His acting agent, Jimmy Fraser of Fraser & Dunlop, recommended him to Richard Wakeley after the agency set up a division to represent writers, producers and directors. He then landed the job of script editor (1970-73) on the police series Z Cars, where he met Julia Smith, a director on the programme which had switched to a twice-weekly format and began a working partnership that lasted, on and off, for more than 20 years.
However, Holland went off on his own to the ITV company Thames Television to work as story editor on four series, Marked Personal (set in the personnel department of a Northern factory, 1973-4), Rooms (following the lives of residents in a boarding-house, 1974-5), The Life and Death of Penelope (a thriller, 1976) and Killers (a courtroom drama, 1976). But he then experienced a fallow period during which he found employment as a barman in a pub.
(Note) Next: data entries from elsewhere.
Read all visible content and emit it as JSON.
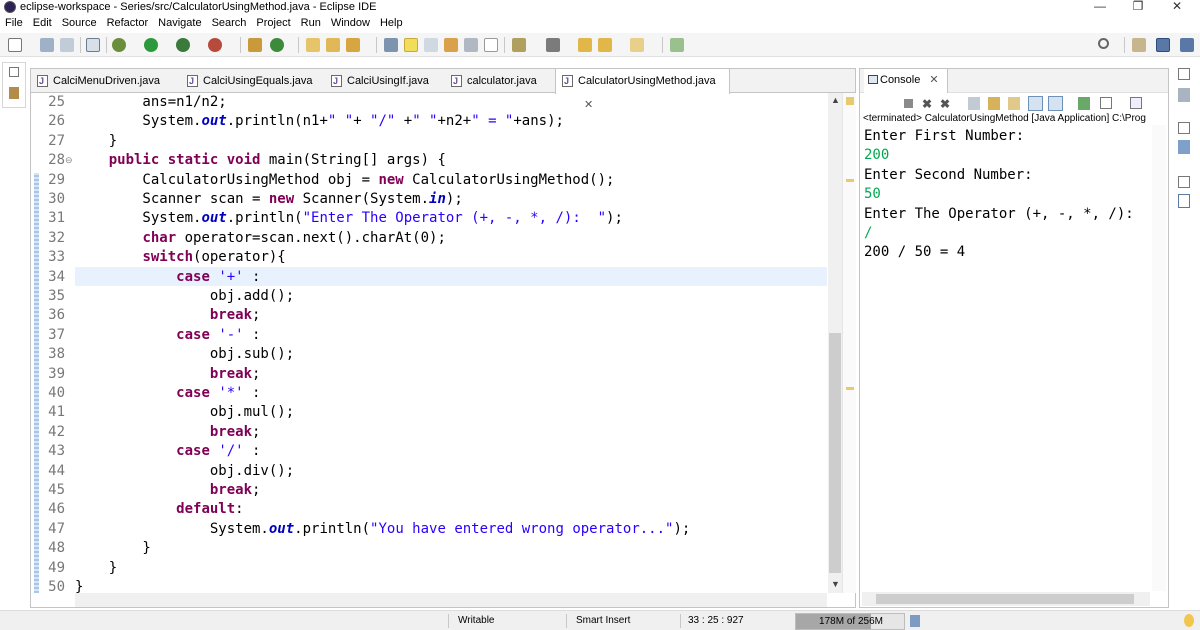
{
  "window": {
    "title": "eclipse-workspace - Series/src/CalculatorUsingMethod.java - Eclipse IDE",
    "minimize": "—",
    "restore": "❐",
    "close": "✕"
  },
  "menu": [
    "File",
    "Edit",
    "Source",
    "Refactor",
    "Navigate",
    "Search",
    "Project",
    "Run",
    "Window",
    "Help"
  ],
  "toolbar_icons": [
    "new-icon",
    "save-icon",
    "save-all-icon",
    "skip-breakpoints-icon",
    "debug-icon",
    "run-icon",
    "coverage-icon",
    "external-tools-icon",
    "new-java-project-icon",
    "new-class-icon",
    "open-type-icon",
    "open-task-icon",
    "search-icon",
    "toggle-mark-occurrences-icon",
    "toggle-block-selection-icon",
    "show-whitespace-icon",
    "next-annotation-icon",
    "previous-annotation-icon",
    "last-edit-location-icon",
    "back-icon",
    "forward-icon",
    "pin-editor-icon",
    "quick-access-search-icon",
    "open-perspective-icon",
    "java-perspective-icon"
  ],
  "editor": {
    "tabs": [
      {
        "label": "CalciMenuDriven.java",
        "active": false
      },
      {
        "label": "CalciUsingEquals.java",
        "active": false
      },
      {
        "label": "CalciUsingIf.java",
        "active": false
      },
      {
        "label": "calculator.java",
        "active": false
      },
      {
        "label": "CalculatorUsingMethod.java",
        "active": true
      }
    ],
    "tab_close": "✕",
    "lines": [
      {
        "n": "25",
        "t": [
          [
            "",
            "        ans=n1/n2;"
          ]
        ]
      },
      {
        "n": "26",
        "t": [
          [
            "",
            "        System."
          ],
          [
            "fld",
            "out"
          ],
          [
            "",
            ".println(n1+"
          ],
          [
            "str",
            "\" \""
          ],
          [
            "",
            "+ "
          ],
          [
            "str",
            "\"/\""
          ],
          [
            "",
            " +"
          ],
          [
            "str",
            "\" \""
          ],
          [
            "",
            "+n2+"
          ],
          [
            "str",
            "\" = \""
          ],
          [
            "",
            "+ans);"
          ]
        ]
      },
      {
        "n": "27",
        "t": [
          [
            "",
            "    }"
          ]
        ]
      },
      {
        "n": "28",
        "t": [
          [
            "",
            "    "
          ],
          [
            "kw",
            "public static void"
          ],
          [
            "",
            " main(String[] args) {"
          ]
        ],
        "fold": "⊖"
      },
      {
        "n": "29",
        "t": [
          [
            "",
            "        CalculatorUsingMethod obj = "
          ],
          [
            "kw",
            "new"
          ],
          [
            "",
            " CalculatorUsingMethod();"
          ]
        ]
      },
      {
        "n": "30",
        "t": [
          [
            "",
            "        Scanner scan = "
          ],
          [
            "kw",
            "new"
          ],
          [
            "",
            " Scanner(System."
          ],
          [
            "fld",
            "in"
          ],
          [
            "",
            ");"
          ]
        ]
      },
      {
        "n": "31",
        "t": [
          [
            "",
            "        System."
          ],
          [
            "fld",
            "out"
          ],
          [
            "",
            ".println("
          ],
          [
            "str",
            "\"Enter The Operator (+, -, *, /):  \""
          ],
          [
            "",
            ");"
          ]
        ]
      },
      {
        "n": "32",
        "t": [
          [
            "",
            "        "
          ],
          [
            "kw",
            "char"
          ],
          [
            "",
            " operator=scan.next().charAt(0);"
          ]
        ]
      },
      {
        "n": "33",
        "t": [
          [
            "",
            "        "
          ],
          [
            "kw",
            "switch"
          ],
          [
            "",
            "(operator){"
          ]
        ]
      },
      {
        "n": "34",
        "t": [
          [
            "",
            "            "
          ],
          [
            "kw",
            "case"
          ],
          [
            "",
            " "
          ],
          [
            "str",
            "'+'"
          ],
          [
            "",
            " :"
          ]
        ]
      },
      {
        "n": "35",
        "t": [
          [
            "",
            "                obj.add();"
          ]
        ]
      },
      {
        "n": "36",
        "t": [
          [
            "",
            "                "
          ],
          [
            "kw",
            "break"
          ],
          [
            "",
            ";"
          ]
        ]
      },
      {
        "n": "37",
        "t": [
          [
            "",
            "            "
          ],
          [
            "kw",
            "case"
          ],
          [
            "",
            " "
          ],
          [
            "str",
            "'-'"
          ],
          [
            "",
            " :"
          ]
        ]
      },
      {
        "n": "38",
        "t": [
          [
            "",
            "                obj.sub();"
          ]
        ]
      },
      {
        "n": "39",
        "t": [
          [
            "",
            "                "
          ],
          [
            "kw",
            "break"
          ],
          [
            "",
            ";"
          ]
        ]
      },
      {
        "n": "40",
        "t": [
          [
            "",
            "            "
          ],
          [
            "kw",
            "case"
          ],
          [
            "",
            " "
          ],
          [
            "str",
            "'*'"
          ],
          [
            "",
            " :"
          ]
        ]
      },
      {
        "n": "41",
        "t": [
          [
            "",
            "                obj.mul();"
          ]
        ]
      },
      {
        "n": "42",
        "t": [
          [
            "",
            "                "
          ],
          [
            "kw",
            "break"
          ],
          [
            "",
            ";"
          ]
        ]
      },
      {
        "n": "43",
        "t": [
          [
            "",
            "            "
          ],
          [
            "kw",
            "case"
          ],
          [
            "",
            " "
          ],
          [
            "str",
            "'/'"
          ],
          [
            "",
            " :"
          ]
        ]
      },
      {
        "n": "44",
        "t": [
          [
            "",
            "                obj.div();"
          ]
        ]
      },
      {
        "n": "45",
        "t": [
          [
            "",
            "                "
          ],
          [
            "kw",
            "break"
          ],
          [
            "",
            ";"
          ]
        ]
      },
      {
        "n": "46",
        "t": [
          [
            "",
            "            "
          ],
          [
            "kw",
            "default"
          ],
          [
            "",
            ":"
          ]
        ]
      },
      {
        "n": "47",
        "t": [
          [
            "",
            "                System."
          ],
          [
            "fld",
            "out"
          ],
          [
            "",
            ".println("
          ],
          [
            "str",
            "\"You have entered wrong operator...\""
          ],
          [
            "",
            ");"
          ]
        ]
      },
      {
        "n": "48",
        "t": [
          [
            "",
            "        }"
          ]
        ]
      },
      {
        "n": "49",
        "t": [
          [
            "",
            "    }"
          ]
        ]
      },
      {
        "n": "50",
        "t": [
          [
            "",
            "}"
          ]
        ]
      }
    ]
  },
  "console": {
    "tab_label": "Console",
    "tab_close": "✕",
    "status": "<terminated> CalculatorUsingMethod [Java Application] C:\\Prog",
    "output": [
      {
        "text": "Enter First Number:",
        "input": false
      },
      {
        "text": "200",
        "input": true
      },
      {
        "text": "Enter Second Number:",
        "input": false
      },
      {
        "text": "50",
        "input": true
      },
      {
        "text": "Enter The Operator (+, -, *, /):",
        "input": false
      },
      {
        "text": "/",
        "input": true
      },
      {
        "text": "200 / 50 = 4",
        "input": false
      }
    ]
  },
  "statusbar": {
    "writable": "Writable",
    "insert_mode": "Smart Insert",
    "position": "33 : 25 : 927",
    "heap": "178M of 256M",
    "heap_used_fraction": 0.695
  },
  "colors": {
    "keyword": "#7f0055",
    "string": "#2a00ff",
    "static_field": "#0000c0",
    "console_input": "#00a84f",
    "current_line": "#e8f2fe"
  }
}
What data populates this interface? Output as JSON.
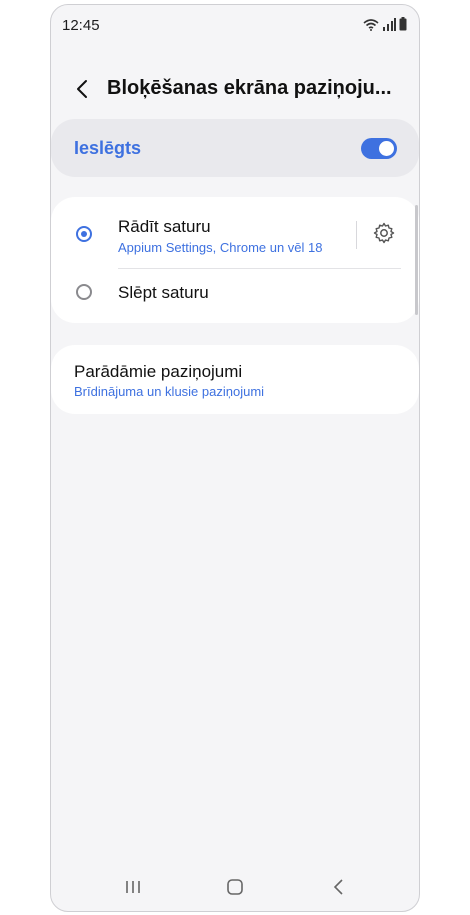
{
  "status_bar": {
    "time": "12:45"
  },
  "header": {
    "title": "Bloķēšanas ekrāna paziņoju..."
  },
  "master_switch": {
    "label": "Ieslēgts",
    "state": "on"
  },
  "options": {
    "show_content": {
      "title": "Rādīt saturu",
      "subtitle": "Appium Settings, Chrome un vēl 18",
      "selected": true
    },
    "hide_content": {
      "title": "Slēpt saturu",
      "selected": false
    }
  },
  "notifications_shown": {
    "title": "Parādāmie paziņojumi",
    "subtitle": "Brīdinājuma un klusie paziņojumi"
  },
  "colors": {
    "accent": "#3e71e0",
    "background": "#f5f5f7",
    "card": "#ffffff"
  },
  "icons": [
    "wifi-icon",
    "signal-icon",
    "battery-icon",
    "back-arrow-icon",
    "gear-icon",
    "recents-icon",
    "home-icon",
    "back-icon"
  ]
}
When Smith became producer of the BBC nursing drama Angels in 1979, after directing the programme for four years, she switched it from one weekly, 50-minute episode to two half-hours, as had happened to Z Cars. She brought Holland in as script editor and, together, they turned it into a serial with 34 programmes a year.
Both were keen to make television that confronted modern-day social issues but, after feeling the strain of the demanding schedule on Angels (1979-83), they aimed to have an easier time with a period drama. Together, in 1984, they created The District Nurse, starring Nerys Hughes as Megan Roberts and set in the South Wales villages of the 1920s. However, it proved just as exhausting, as they switched the action between the mountains and valleys.
They left it to launch EastEnders, which gave them another punishing schedule and both eventually left in 1989. Although they teamed up again, Holland and Smith failed to recreate their soap success when they devised Eldorado (1992-3), the BBC serial set on the Costa del Sol, with a cocktail of "sun, sand, sangria and sex", which famously flopped. (Smith died in 1997.)
Holland subsequently did little work for British television but created, with Louise Boije af Gennäs, the Swedish series Snoken (1993-7), about a private detective, and Hotel for a German channel.